Context & Explainers

Layoff simplificado is a temporary labour scheme that allows employers to suspend contracts or reduce hours while workers receive state-supported pay. Recent reporting (4 Feb 2026) says this simplified layoff can secure 100% of gross salary up to a limit of €2,760, so employees affected should check official rules on eligibility and duration.

Chega

Chega ("Enough") is a Portuguese far-right populist party founded in 2019 by André Ventura. It positions itself as an anti-establishment movement against what it calls a "rotten and corrupt system" of PS-PSD dominance. The party surged from 1.3% in 2019 to 22.8% in May 2025, becoming parliament's second-largest force with 60 seats. ​ Chega's core platform emphasizes strict immigration control—ending automatic CPLP residency, deporting non-independent immigrants, implementing job-market quotas, and requiring five-year social security contributions before benefit access. It advocates radical constitutional reform, including reducing parliament to 100 members, abolishing the prime minister position for a presidential system, and dismantling public healthcare. Law-and-order policies include life imprisonment and chemical castration proposals.

The party is defined by inflammatory anti-Romani rhetoric, with Ventura convicted multiple times for discrimination. Chega maintains international alignments with European far-right figures including Marine Le Pen, Santiago Abascal, and Matteo Salvini. Mainstream Portuguese parties, including Prime Minister Luís Montenegro's government, have imposed a cordon sanitaire, refusing coalition with Chega despite its parliamentary strength.
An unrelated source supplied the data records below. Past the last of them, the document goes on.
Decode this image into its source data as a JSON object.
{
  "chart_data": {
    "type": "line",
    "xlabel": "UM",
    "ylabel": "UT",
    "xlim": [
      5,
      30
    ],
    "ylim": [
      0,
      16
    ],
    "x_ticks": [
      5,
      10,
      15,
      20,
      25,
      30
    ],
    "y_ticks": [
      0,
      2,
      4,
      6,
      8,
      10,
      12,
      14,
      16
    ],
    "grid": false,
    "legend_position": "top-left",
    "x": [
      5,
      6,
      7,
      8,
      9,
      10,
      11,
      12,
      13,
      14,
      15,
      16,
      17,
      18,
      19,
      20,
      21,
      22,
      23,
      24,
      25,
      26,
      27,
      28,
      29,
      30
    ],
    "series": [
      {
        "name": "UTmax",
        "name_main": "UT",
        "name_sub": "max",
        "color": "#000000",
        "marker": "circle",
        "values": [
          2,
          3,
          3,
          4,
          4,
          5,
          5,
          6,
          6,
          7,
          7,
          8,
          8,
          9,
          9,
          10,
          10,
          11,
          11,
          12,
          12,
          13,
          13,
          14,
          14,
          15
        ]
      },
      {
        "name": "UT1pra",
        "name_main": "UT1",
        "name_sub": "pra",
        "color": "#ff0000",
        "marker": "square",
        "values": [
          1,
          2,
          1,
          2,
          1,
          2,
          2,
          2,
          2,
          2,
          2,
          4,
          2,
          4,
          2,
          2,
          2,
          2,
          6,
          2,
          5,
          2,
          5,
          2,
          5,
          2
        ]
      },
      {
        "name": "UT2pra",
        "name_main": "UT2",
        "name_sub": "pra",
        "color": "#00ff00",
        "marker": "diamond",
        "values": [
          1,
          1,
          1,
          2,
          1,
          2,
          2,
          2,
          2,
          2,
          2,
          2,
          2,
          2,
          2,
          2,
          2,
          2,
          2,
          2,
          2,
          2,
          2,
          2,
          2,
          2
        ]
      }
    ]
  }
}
What is the LIVRE political party?
  • Leader: Rui Tavares
  • Ideology: Green left-wing politics, libertarian socialism

LIVRE (meaning "Free") is a green left-wing party founded in 2014 by historian and former MEP Rui Tavares. The party struggled for years before finally electing Tavares as its first MP in 2022, then grew to 4 seats in 2024 and 6 seats in 2025—making it the only progressive party to gain ground in recent elections. LIVRE focuses on environmental protection, human rights, and progressive social policies while maintaining a pro-European stance.

What is the PCP?

The Portuguese Communist Party (PCP or Partido Comunista Português) is a Marxist‑Leninist party founded in 1921 out of the revolutionary trade‑union and anarcho‑syndicalist movement, becoming the Portuguese section of the Comintern in 1923. Banned after the 1926 coup, it went underground and became a central force of resistance to the Estado Novo dictatorship, organizing clandestine unions, anti‑fascist struggle and supporting the colonial liberation movements. After the 1974 Carnation Revolution, the PCP was pivotal in land reform, nationalisations and embedding social rights in the 1976 Constitution, especially in the Alentejo and Setúbal regions where it has long been very strong.

Today the PCP is a smaller but still influential party rooted in the CGTP trade‑union confederation and local government, holding a handful of Assembly seats and one MEP in the Left group. It advocates a “patriotic and left‑wing alternative”: defence of workers’ rights, public services and national sovereignty, strong criticism of EU and NATO constraints, and support for socialist countries and anti‑imperialist causes.